El cine del futuro que nos prometiera hace dieciséis años Avatar, ha acabado arrollando sin embargo en la dirección opuesta al futuro del cine. Pero entre tanto la primera y la tercera mayores taquillas de la historia, obtenidas por sus dos primeras entregas, avalan a esta tercera para seguir aferrándose al viejo Hollywood anterior a que la pandemia y las plataformas vaciaran las salas. Una saga de otra época, que se resiste inauditamente a explotar como franquicia, a la contra de una industria tan dependiente de los grandes eventos cinematográficos como empeñada en auto saboteárselos ella misma. La última gran superproducción original, y el ¿testamento? de James Cameron. Un cineasta genuinamente visionario, que a fuerza de hacer avanzar la tecnología y la misma narrativa del blockbuster, tal vez no haya logrado materializar ese futuro, pero sí la selva bioluminiscente que soñó y dibujó a los 19 años; la pesadilla tecnológica de Terminator; los aliens de las profundidades y el misticismo ecológico de Abyss; los marines espaciales y malvadas corporaciones interplanetarias de las que nos alertó en Aliens; o el naufragio del capitalismo en Titanic. Alimentando todas ellas a la que posiblemente sea la mayor saga de autor que acoja nunca la industria.

Cameron había declarado su intención de continuar Avatar desde 2006, y desde entonces nunca ha dejado de crecer. Anunció dos secuelas inmediatamente tras su apoteósico éxito, en 2009, que para cuando arrancó su rodaje conjunto en 2017, ya se habían extendido a cuatro. La cuarta y la quinta están actualmente agendadas para 2029 y 2031, cuando Cameron habrá cumplido ya los 77 años, lo que no le impide tantear ya incluso unas hipotéticas sexta y hasta séptima entregas. Si bien, la cinta original se retrasó casi una década desde su primera fecha de estreno, al igual que después estas dos primeras secuelas, para desarrollar y seguir haciendo progresar su tecnología.

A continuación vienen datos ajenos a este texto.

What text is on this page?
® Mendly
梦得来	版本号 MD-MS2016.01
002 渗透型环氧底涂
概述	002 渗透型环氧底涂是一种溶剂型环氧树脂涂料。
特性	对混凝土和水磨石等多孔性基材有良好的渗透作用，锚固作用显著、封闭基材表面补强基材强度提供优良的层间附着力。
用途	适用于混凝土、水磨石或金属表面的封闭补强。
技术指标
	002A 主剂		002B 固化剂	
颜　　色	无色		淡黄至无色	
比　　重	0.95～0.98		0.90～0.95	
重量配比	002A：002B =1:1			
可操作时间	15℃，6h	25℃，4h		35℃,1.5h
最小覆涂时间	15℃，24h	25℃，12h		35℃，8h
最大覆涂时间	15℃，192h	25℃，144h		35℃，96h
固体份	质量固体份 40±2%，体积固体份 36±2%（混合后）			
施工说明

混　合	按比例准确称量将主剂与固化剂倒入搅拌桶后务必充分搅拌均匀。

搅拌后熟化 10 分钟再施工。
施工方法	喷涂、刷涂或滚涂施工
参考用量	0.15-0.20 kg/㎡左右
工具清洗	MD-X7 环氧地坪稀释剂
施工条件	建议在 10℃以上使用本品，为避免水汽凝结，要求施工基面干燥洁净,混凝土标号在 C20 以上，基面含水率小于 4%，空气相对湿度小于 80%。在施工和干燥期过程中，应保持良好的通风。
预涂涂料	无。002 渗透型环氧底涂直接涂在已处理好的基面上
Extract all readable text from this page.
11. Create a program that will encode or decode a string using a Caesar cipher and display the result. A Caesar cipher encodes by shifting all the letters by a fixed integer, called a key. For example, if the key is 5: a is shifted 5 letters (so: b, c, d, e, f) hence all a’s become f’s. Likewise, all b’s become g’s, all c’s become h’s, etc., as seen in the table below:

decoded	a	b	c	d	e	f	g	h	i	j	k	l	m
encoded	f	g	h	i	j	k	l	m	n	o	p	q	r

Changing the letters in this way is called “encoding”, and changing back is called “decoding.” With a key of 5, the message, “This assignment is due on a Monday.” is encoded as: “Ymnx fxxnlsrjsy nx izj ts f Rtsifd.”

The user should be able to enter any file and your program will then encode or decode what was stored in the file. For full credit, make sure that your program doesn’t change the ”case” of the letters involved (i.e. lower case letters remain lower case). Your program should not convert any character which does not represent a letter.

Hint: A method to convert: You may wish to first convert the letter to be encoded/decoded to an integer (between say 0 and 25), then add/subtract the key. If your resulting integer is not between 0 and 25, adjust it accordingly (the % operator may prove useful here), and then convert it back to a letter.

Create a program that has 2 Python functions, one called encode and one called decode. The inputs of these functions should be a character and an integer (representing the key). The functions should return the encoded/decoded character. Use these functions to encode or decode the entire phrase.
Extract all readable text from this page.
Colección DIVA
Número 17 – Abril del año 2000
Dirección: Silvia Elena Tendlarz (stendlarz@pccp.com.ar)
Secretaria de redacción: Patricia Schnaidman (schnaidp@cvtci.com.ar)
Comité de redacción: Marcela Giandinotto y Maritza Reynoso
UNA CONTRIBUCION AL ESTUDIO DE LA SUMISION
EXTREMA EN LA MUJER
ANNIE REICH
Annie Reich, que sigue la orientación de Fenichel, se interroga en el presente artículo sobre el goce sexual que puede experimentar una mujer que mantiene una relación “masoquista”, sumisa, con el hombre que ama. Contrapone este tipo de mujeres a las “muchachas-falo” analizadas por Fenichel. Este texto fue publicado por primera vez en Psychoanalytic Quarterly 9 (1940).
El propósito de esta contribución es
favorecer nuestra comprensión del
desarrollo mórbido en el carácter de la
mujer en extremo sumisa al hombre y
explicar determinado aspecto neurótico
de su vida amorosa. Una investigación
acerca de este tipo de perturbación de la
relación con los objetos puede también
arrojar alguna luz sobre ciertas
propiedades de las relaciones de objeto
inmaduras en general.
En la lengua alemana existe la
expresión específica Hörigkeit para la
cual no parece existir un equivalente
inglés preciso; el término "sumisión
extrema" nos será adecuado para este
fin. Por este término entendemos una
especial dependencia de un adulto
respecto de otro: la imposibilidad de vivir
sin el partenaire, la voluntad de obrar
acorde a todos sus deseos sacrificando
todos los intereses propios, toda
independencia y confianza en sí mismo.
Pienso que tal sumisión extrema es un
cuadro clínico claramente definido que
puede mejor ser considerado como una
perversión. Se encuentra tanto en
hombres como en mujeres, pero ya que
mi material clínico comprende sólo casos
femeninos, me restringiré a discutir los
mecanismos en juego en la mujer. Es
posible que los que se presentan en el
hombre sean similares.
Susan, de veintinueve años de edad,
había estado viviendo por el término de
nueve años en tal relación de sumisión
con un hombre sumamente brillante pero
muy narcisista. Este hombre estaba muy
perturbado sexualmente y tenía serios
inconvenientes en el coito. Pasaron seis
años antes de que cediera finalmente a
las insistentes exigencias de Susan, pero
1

Proporcionalmente a la ambición del proyecto, pasando de firmar la primera cinta James Cameron en solitario, a hacerlo junto a Rick Jaffa, Amanda Silver, Josh Friedman y Shane Salerno en estas dos primeras secuelas, planteadas ya como una serie desde la misma sala de escritores. Una producción mastodóntica y aparentemente inmune a los vaivenes de la industria, desde la compra de su productora, hasta los retrasos de la pandemia y las huelgas, con un presupuesto acumulado entre estas tres primeras entregas de alrededor de 1.000 millones de dólares. Aunque Cameron asuma como completa su narración, si no lograra rentabilizar la tercera lo suficiente como para continuarla.

Porque El sentido del agua y Fuego y ceniza forman en esencia una única película. Ciertamente redundante, pero eso también era parte de lo que hacía tan inmersiva a la primera Avatar, que al verla en piloto automático nos permite recrearnos en la experiencia visual y su construcción de mundo. Cameron siempre ha abusado de los tópicos, al extremo de tener que afrontar frecuentes acusaciones de plagio. Lo cuestionable era apoyarse en clichés como el buen salvaje y el salvador blanco, que le perdonamos por su maestría y la magnitud del evento, pero ya resultaban anacrónicos para 2009. El sentido del agua debía establecer el nuevo escenario, aprovechando esos trece años para presentar una nueva generación de personajes, pero también para actualizar la metáfora de nuestro propio mundo. Si se trataba de explorar las guerras indias más allá de los precedentes de Bailando con Lobos y Pocahontas, ahora lo hace desde un gran colonizador que se examina a sí mismo, también ante su propio temor a su mismo colapso, que aún no tenía en 2009. Y llevando por fin a Fuego y ceniza a invertir algunos de esos lugares comunes, comenzando por el racismo inverso de los hasta ahora idealizados Na’vi. En particular de una Neytiri (Zoe Saldaña) que se había visto excesivamente relegada a su papel de madre.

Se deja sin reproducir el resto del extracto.